Девушка поразила Фирхофа страстью и самоотречением. Помятый советник перекатился на спину, поправил одежду и принялся отрешенно рассматривать то же самое серое перистое облако.

«Формально и по факту я теперь – обольститель и совратитель, вот так и ловятся все мужчины-простофили, beata stultica[32]. Испортив невинную девицу, я не смогу ее бросить без сильных угрызений совести. Но и жениться на ней, черт меня возьми, не хочу, потому что… да хотя бы потому, что она – наполовину альвис! А на мне частичный монашеский обет, сложение его остается юридическим казусом уже лет десять. Она красива, если бы ее еще подкормить, и очаровательна, как сама весна, но я не люблю ее, конечно, нет. И все-таки, в этаком вызове придворному обществу был бы особый шик».

Людвиг представил себе расстроенное лицо венценосного друга и поджатые губы его сухопарой, добродетельной супруги, изысканных дам – жен и дочерей церенских аристократов, принужденных уступать дорогу баронессе фон Фирхоф – бродячей альвисианке, и с этими приятными мыслями уснул.

«Жаль только, мне уже никогда не вернуться в Лангерташ и не уладить моих дел с императором. Я – лишний элемент, хотя и в положении лишнего элемента могут быть приятные моменты».

Утром он не ушел, утешая себя мыслью, что сделает это ближе к вечеру. Плот лениво плыл, следуя изгибам реки, угрюмый Асти сидел на самом краю, ловя ладонью здоровой руки и пропуская между длинными пальцами зеленоватую воду. Ина молчала, в ее карих глазах отражались золотые искры света. Фирхоф правил плотом, избегая редких мелей.

Развязка наступила после полудня третьего дня – Фирхоф издали заметил цепь, перегородившую узкое место реки, отмель и жесткие, словно точеные, силуэты вооруженных всадников.

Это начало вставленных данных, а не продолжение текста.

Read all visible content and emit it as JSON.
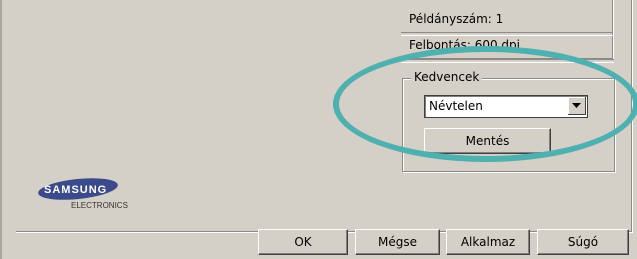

Полноватый человек с гордо посаженной головой показался советнику очень знакомым.

– Приплыли.

Плот ткнулся в песок. Фирхоф прыгнул на берег, на россыпь вынесенных волной мелких ивовый веточек. Гаген Справедливый ждал, он гордо держался в высоком седле – нервное напряжение правителя выдавали только беспокойные белые пальцы. Кунц Лохнер остановил свою приземистую лошадь почти рядом с жеребцом императора. Капитан гвардейцев настороженно щурился, разглядывая советника, лицо Кунца выражало странную смесь злорадства, самодовольства и недоверия. Еще двое верховых, рыцарь Бриан д’Артен и незнакомая, плотного сложения, молодая женщина в кольчуге, держались чуть позади. Отряд латников медлил, оставаясь в седлах. Поодаль Людвиг заметил десяток недвусмысленно прицелившихся арбалетчиков.

Ина вскрикнула, но Фирхоф заставил себя не оглядываться, он прошел несколько шагов по песку, и, остановившись перед императором, поклонился – достаточно почтительно, чтобы это не казалось вызовом, но не слишком низко – не позволяя разглядеть за этим жестом вежливости даже тени страха.

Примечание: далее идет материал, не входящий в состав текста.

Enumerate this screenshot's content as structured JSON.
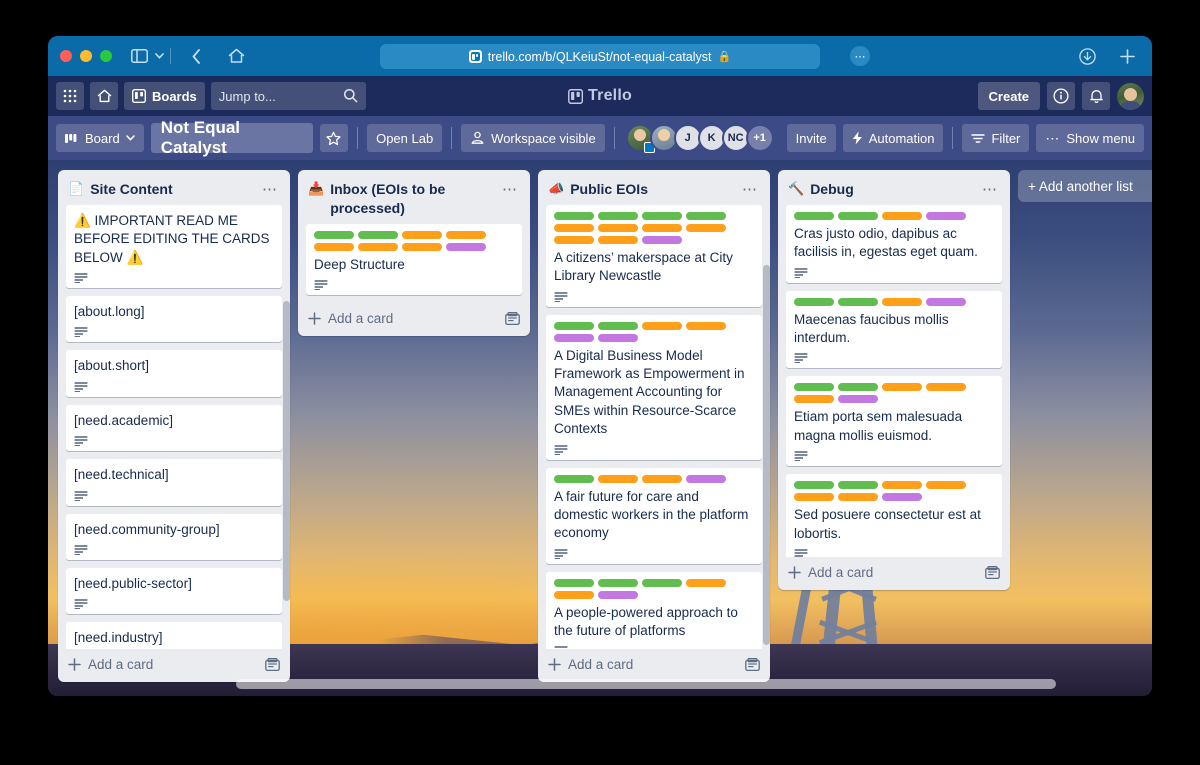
{
  "browser": {
    "url": "trello.com/b/QLKeiuSt/not-equal-catalyst",
    "lock_icon": "lock-icon",
    "sidebar_icon": "sidebar-toggle-icon",
    "back_icon": "back-chevron-icon",
    "home_icon": "home-icon",
    "download_icon": "download-icon",
    "newtab_icon": "new-tab-icon",
    "more_icon": "page-menu-icon",
    "dropdown_icon": "chevron-down-icon"
  },
  "topnav": {
    "apps_label": "apps-grid-icon",
    "home_label": "home-icon",
    "boards_label": "Boards",
    "boards_icon": "board-icon",
    "jump_placeholder": "Jump to...",
    "search_icon": "search-icon",
    "brand": "Trello",
    "brand_icon": "trello-logo-icon",
    "create_label": "Create",
    "info_icon": "info-icon",
    "bell_icon": "notifications-bell-icon",
    "avatar": "user-avatar"
  },
  "board_header": {
    "board_button": "Board",
    "board_button_icon": "board-view-icon",
    "title": "Not Equal Catalyst",
    "star_icon": "star-icon",
    "workspace": "Open Lab",
    "visibility": "Workspace visible",
    "visibility_icon": "workspace-visible-icon",
    "members": [
      "J",
      "K",
      "NC",
      "+1"
    ],
    "invite_label": "Invite",
    "automation_label": "Automation",
    "automation_icon": "bolt-icon",
    "filter_label": "Filter",
    "filter_icon": "filter-icon",
    "menu_label": "Show menu",
    "menu_icon": "ellipsis-icon"
  },
  "colors": {
    "green": "#61bd4f",
    "orange": "#ff9f1a",
    "purple": "#c377e0",
    "list_bg": "#ebecf0",
    "board_header_bg": "#3c4a86",
    "nav_bg": "#1d2a5c"
  },
  "add_another_list": "+ Add another list",
  "add_card_label": "Add a card",
  "card_template_icon": "card-template-icon",
  "lists": [
    {
      "name": "Site Content",
      "emoji": "📄",
      "emoji_name": "page-icon",
      "menu_icon": "list-actions-icon",
      "cards": [
        {
          "title": "⚠️ IMPORTANT READ ME BEFORE EDITING THE CARDS BELOW ⚠️",
          "labels": [],
          "has_description": true
        },
        {
          "title": "[about.long]",
          "labels": [],
          "has_description": true
        },
        {
          "title": "[about.short]",
          "labels": [],
          "has_description": true
        },
        {
          "title": "[need.academic]",
          "labels": [],
          "has_description": true
        },
        {
          "title": "[need.technical]",
          "labels": [],
          "has_description": true
        },
        {
          "title": "[need.community-group]",
          "labels": [],
          "has_description": true
        },
        {
          "title": "[need.public-sector]",
          "labels": [],
          "has_description": true
        },
        {
          "title": "[need.industry]",
          "labels": [],
          "has_description": false
        }
      ]
    },
    {
      "name": "Inbox (EOIs to be processed)",
      "emoji": "📥",
      "emoji_name": "inbox-tray-icon",
      "menu_icon": "list-actions-icon",
      "cards": [
        {
          "title": "Deep Structure",
          "labels": [
            "green",
            "green",
            "orange",
            "orange",
            "orange",
            "orange",
            "orange",
            "purple"
          ],
          "has_description": true
        }
      ]
    },
    {
      "name": "Public EOIs",
      "emoji": "📣",
      "emoji_name": "megaphone-icon",
      "menu_icon": "list-actions-icon",
      "cards": [
        {
          "title": "A citizens’ makerspace at City Library Newcastle",
          "labels": [
            "green",
            "green",
            "green",
            "green",
            "orange",
            "orange",
            "orange",
            "orange",
            "orange",
            "orange",
            "purple"
          ],
          "has_description": true
        },
        {
          "title": "A Digital Business Model Framework as Empowerment in Management Accounting for SMEs within Resource-Scarce Contexts",
          "labels": [
            "green",
            "green",
            "orange",
            "orange",
            "purple",
            "purple"
          ],
          "has_description": true
        },
        {
          "title": "A fair future for care and domestic workers in the platform economy",
          "labels": [
            "green",
            "orange",
            "orange",
            "purple"
          ],
          "has_description": true
        },
        {
          "title": "A people-powered approach to the future of platforms",
          "labels": [
            "green",
            "green",
            "green",
            "orange",
            "orange",
            "purple"
          ],
          "has_description": true
        },
        {
          "title": "",
          "labels": [
            "green",
            "green",
            "green",
            "green",
            "orange",
            "orange",
            "orange",
            "orange",
            "orange",
            "purple"
          ],
          "has_description": false
        }
      ]
    },
    {
      "name": "Debug",
      "emoji": "🔨",
      "emoji_name": "hammer-icon",
      "menu_icon": "list-actions-icon",
      "cards": [
        {
          "title": "Cras justo odio, dapibus ac facilisis in, egestas eget quam.",
          "labels": [
            "green",
            "green",
            "orange",
            "purple"
          ],
          "has_description": true
        },
        {
          "title": "Maecenas faucibus mollis interdum.",
          "labels": [
            "green",
            "green",
            "orange",
            "purple"
          ],
          "has_description": true
        },
        {
          "title": "Etiam porta sem malesuada magna mollis euismod.",
          "labels": [
            "green",
            "green",
            "orange",
            "orange",
            "orange",
            "purple"
          ],
          "has_description": true
        },
        {
          "title": "Sed posuere consectetur est at lobortis.",
          "labels": [
            "green",
            "green",
            "orange",
            "orange",
            "orange",
            "orange",
            "purple"
          ],
          "has_description": true
        }
      ]
    }
  ]
}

Гаген с минуту молчал, глядя прямо в зрачки друга, Фирхоф не отвернулся, император усмехнулся, улыбка получилась грустной и принужденной.

– Коня министру империи…

Людвигу немедленно подвели серого скакуна. Арбалетчики без особой охоты опустили оружие, кавалькада рысью выехала на косогор, оставив позади реку, плот, оцепеневших Асти и Ину.

Лагерь на равнине не поражал размерами – временное пристанище в голой степи, под голым, без единого облачка небом. Около полусотни солдат и несколько рыцарей разбрелись кто куда и сели возле походных костров. Людвиг опустился в складное кресло, повинуясь жесту Гагена, монарх устроился напротив, сам наполнил вином кубок и долго вертел драгоценный сосуд в ладонях. На среднем пальце сверкало рубином имперское кольцо.

– Капитан Кунц, оставьте нас, будьте любезны, найдите себе дело…

Капитан нехотя удалился, норовя оглянуться через плечо.

– Где ты был все это время, Людвиг?

– Бродил где придется. В основном, шел на восток – хотел уйти из Церена.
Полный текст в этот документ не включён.